自分が何かやっていることと、外界の出来事が同期するように見えることを、シンクロニシティと呼ぶようである。
実は、私は今、作家船戸与一の遺作「満州国演義」全9巻をシコシコと読んでいるのであるが、これが実にすごい小説で、もうすぐ読み終わるのであるが、たぶん、死ぬまでにあと3回くらいは読みそうなくらいにすごい。
そのうち書評を書きますが、私が生涯に読んだ小説の中でベストテンに必ず入る。
よくぞ、これを完成させてから死んだ船戸与一こそ、まさに天が与え給うた作家である。
で、小説は、日本陸軍が謀略で満州国を建国してから滅ぶまでを描いているわけですが、これが現在のロシヤのウクライナ侵攻とそっくりなんですね。
まず、分離独立を目論む住民などを焚きつける。
そのうち、住民が騒ぎを起こす。当然に、他の住民と摩擦を起こす。事件が起こる。
で、それら住民の保護を名目に出兵、武力で支配してしまう。
あとはテキトーな傀儡政権を樹立し、実質支配してしまうわけである。
なんというか、シンクロニシティがすごくて、ちょっと小説の満州国演義とテレビのウクライナ関連ニュースがアタマの中で交錯するのである。

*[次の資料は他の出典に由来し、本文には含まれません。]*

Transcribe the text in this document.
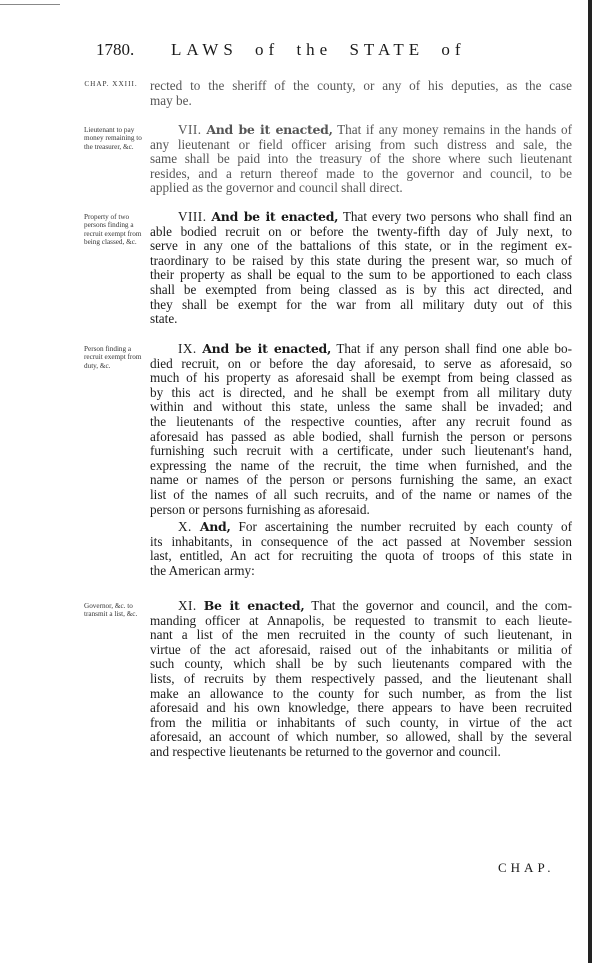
1780. LAWS of the STATE of
CHAP. XXIII. rected to the sheriff of the county, or any of his deputies, as the case
may be.
Lieutenant to pay money remaining to the treasurer, &c.
VII. And be it enacted, That if any money remains in the hands of
any lieutenant or field officer arising from such distress and sale, the
same shall be paid into the treasury of the shore where such lieutenant
resides, and a return thereof made to the governor and council, to be
applied as the governor and council shall direct.
Property of two persons finding a recruit exempt from being classed, &c.
VIII. And be it enacted, That every two persons who shall find an
able bodied recruit on or before the twenty-fifth day of July next, to
serve in any one of the battalions of this state, or in the regiment ex-
traordinary to be raised by this state during the present war, so much of
their property as shall be equal to the sum to be apportioned to each class
shall be exempted from being classed as is by this act directed, and
they shall be exempt for the war from all military duty out of this
state.
Person finding a recruit exempt from duty, &c.
IX. And be it enacted, That if any person shall find one able bo-
died recruit, on or before the day aforesaid, to serve as aforesaid, so
much of his property as aforesaid shall be exempt from being classed as
by this act is directed, and he shall be exempt from all military duty
within and without this state, unless the same shall be invaded; and
the lieutenants of the respective counties, after any recruit found as
aforesaid has passed as able bodied, shall furnish the person or persons
furnishing such recruit with a certificate, under such lieutenant's hand,
expressing the name of the recruit, the time when furnished, and the
name or names of the person or persons furnishing the same, an exact
list of the names of all such recruits, and of the name or names of the
person or persons furnishing as aforesaid.
X. And, For ascertaining the number recruited by each county of
its inhabitants, in consequence of the act passed at November session
last, entitled, An act for recruiting the quota of troops of this state in
the American army:
Governor, &c. to transmit a list, &c.
XI. Be it enacted, That the governor and council, and the com-
manding officer at Annapolis, be requested to transmit to each lieute-
nant a list of the men recruited in the county of such lieutenant, in
virtue of the act aforesaid, raised out of the inhabitants or militia of
such county, which shall be by such lieutenants compared with the
lists, of recruits by them respectively passed, and the lieutenant shall
make an allowance to the county for such number, as from the list
aforesaid and his own knowledge, there appears to have been recruited
from the militia or inhabitants of such county, in virtue of the act
aforesaid, an account of which number, so allowed, shall by the several
and respective lieutenants be returned to the governor and council.
CHAP.
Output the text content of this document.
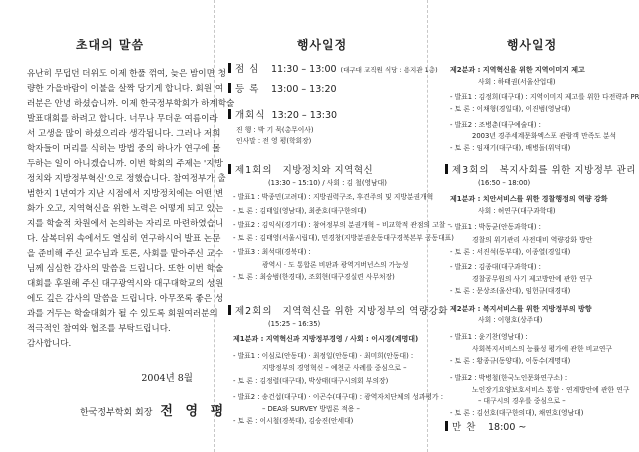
초대의 말씀
유난히 무덥던 더위도 이제 한풀 꺾여, 늦은 밤이면 청
량한 가을바람이 이불을 살짝 당기게 합니다. 회원 여
러분은 안녕 하셨습니까. 이제 한국정부학회가 하계학술
발표대회를 하려고 합니다. 너무나 무더운 여름이라
서 고생을 많이 하셨으리라 생각됩니다. 그러나 저희
학자들이 머리를 식히는 방법 중의 하나가 연구에 몰
두하는 일이 아니겠습니까. 이번 학회의 주제는 '지방
정치와 지방정부혁신'으로 정했습니다. 참여정부가 출
범한지 1년여가 지난 시점에서 지방정치에는 어떤 변
화가 오고, 지역혁신을 위한 노력은 어떻게 되고 있는
지를 학술적 차원에서 논의하는 자리로 마련하였습니
다. 삼복더위 속에서도 열심히 연구하시어 발표 논문
을 준비해 주신 교수님과 토론, 사회를 맡아주신 교수
님께 심심한 감사의 말씀을 드립니다. 또한 이번 학술
대회를 후원해 주신 대구광역시와 대구대학교의 성원
에도 깊은 감사의 말씀을 드립니다. 아무쪼록 좋은 성
과를 거두는 학술대회가 될 수 있도록 회원여러분의
적극적인 참여와 협조를 부탁드립니다.
감사합니다.
2004년 8월
한국정부학회 회장 전 영 평
행사일정	행사일정
점 심 11:30 – 13:00 (대구대 교직원 식당 : 용지관 1층)
등 록 13:00 – 13:20
개회식 13:20 – 13:30
진 행 : 박 기 묵(총무이사)
인사말 : 전 영 평(학회장)
제1회의 지방정치와 지역혁신
(13:30 – 15:10) / 사회 : 김 철(영남대)
- 발표1 : 박종민(고려대) : 지방권력구조, 후견주의 및 지방분권개혁
- 토 론 : 김태일(영남대), 최준호(대구한의대)
- 발표2 : 김익식(경기대) : 참여정부의 분권개혁 – 비교학적 관점의 고찰 –
- 토 론 : 김태영(서울시립대), 민경창(지방분권운동대구경북본부 공동대표)
- 발표3 : 최석대(경북대) :
광역시 · 도 통합론 비판과 광역거버넌스의 가능성
- 토 론 : 최승범(한경대), 조회현(대구경실련 사무처장)
제2회의 지역혁신을 위한 지방정부의 역량강화
(15:25 – 16:35)
제1분과 : 지역혁신과 지방정부경영 / 사회 : 이시경(계명대)
- 발표1 : 이심로(안동대) · 최정일(안동대) · 최미희(안동대) :
지방정부의 경영혁신 – 예천군 사례를 중심으로 –
- 토 론 : 김정렬(대구대), 박상태(대구시의회 부의장)
- 발표2 : 송건섭(대구대) · 이곤수(대구대) : 광역자치단체의 성과평가 :
– DEA와 SURVEY 방법론 적용 –
- 토 론 : 이시철(경북대), 김승진(안세대)
제2분과 : 지역혁신을 위한 지역이미지 제고
사회 : 하태권(서울산업대)
- 발표1 : 김정희(대구대) : 지역이미지 제고를 위한 다전략과 PR
- 토 론 : 이채형(경일대), 이진범(영남대)
- 발표2 : 조병춘(대구예술대) :
2003년 경주세계문화엑스포 관람객 만족도 분석
- 토 론 : 임재기(대구대), 배병돌(위덕대)
제3회의 복지사회를 위한 지방정부 관리
(16:50 – 18:00)
제1분과 : 치안서비스를 위한 경찰행정의 역량 강화
사회 : 허연구(대구과학대)
- 발표1 : 박동균(안동과학대) :
경찰의 위기관리 사전대비 역량강화 방안
- 토 론 : 서진석(동부대), 이종열(경일대)
- 발표2 : 김종대(대구과학대) :
경찰공무원의 사기 제고방안에 관한 연구
- 토 론 : 문상조(울산대), 임헌규(대경대)
제2분과 : 복지서비스를 위한 지방정부의 방향
사회 : 이형호(상주대)
- 발표1 : 윤기찬(영남대) :
사회복지서비스의 능률성 평가에 관한 비교연구
- 토 론 : 황종규(동양대), 이동수(계명대)
- 발표2 : 박병철(한국노인문화연구소) :
노인장기요양보호서비스 통합 · 연계방안에 관한 연구
– 대구시의 경우를 중심으로 –
- 토 론 : 김선호(대구한의대), 채연호(영남대)
만 찬 18:00 ~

まあ、ロシヤのやっていることが、それぐらい現代的でないというか、第二次大戦当時のまんま、だということであろうなあ。
第二次大戦当時のまんま、といえば国連である。「United Nations」を「国連」と訳したのは外務省の姑息であるが、直訳すれば「連合国」である。
安保理の常任理事国5カ国は、まんま第二次大戦の戦勝国という仕組みである。
「勝ったほうが正義」という単純かつ実際的な判断で、その当時つくられた組織なのだと理解しているが、おそらく、プーチンも「勝てば官軍」だと思っているに相違ない。
それが苦戦しているので、とりあえず東部だけでも、という話になっているようである。
どさくさ紛れに自分のものにしてしまったクリミアが飛び地なのをつなげる狙いであろう。
思えば、あのクリミアへの無理やりな併合を認める「ミンスク合意」がロシヤの「謀略とゴリ押しで物事が通る」という確信を深めさせる結果となった。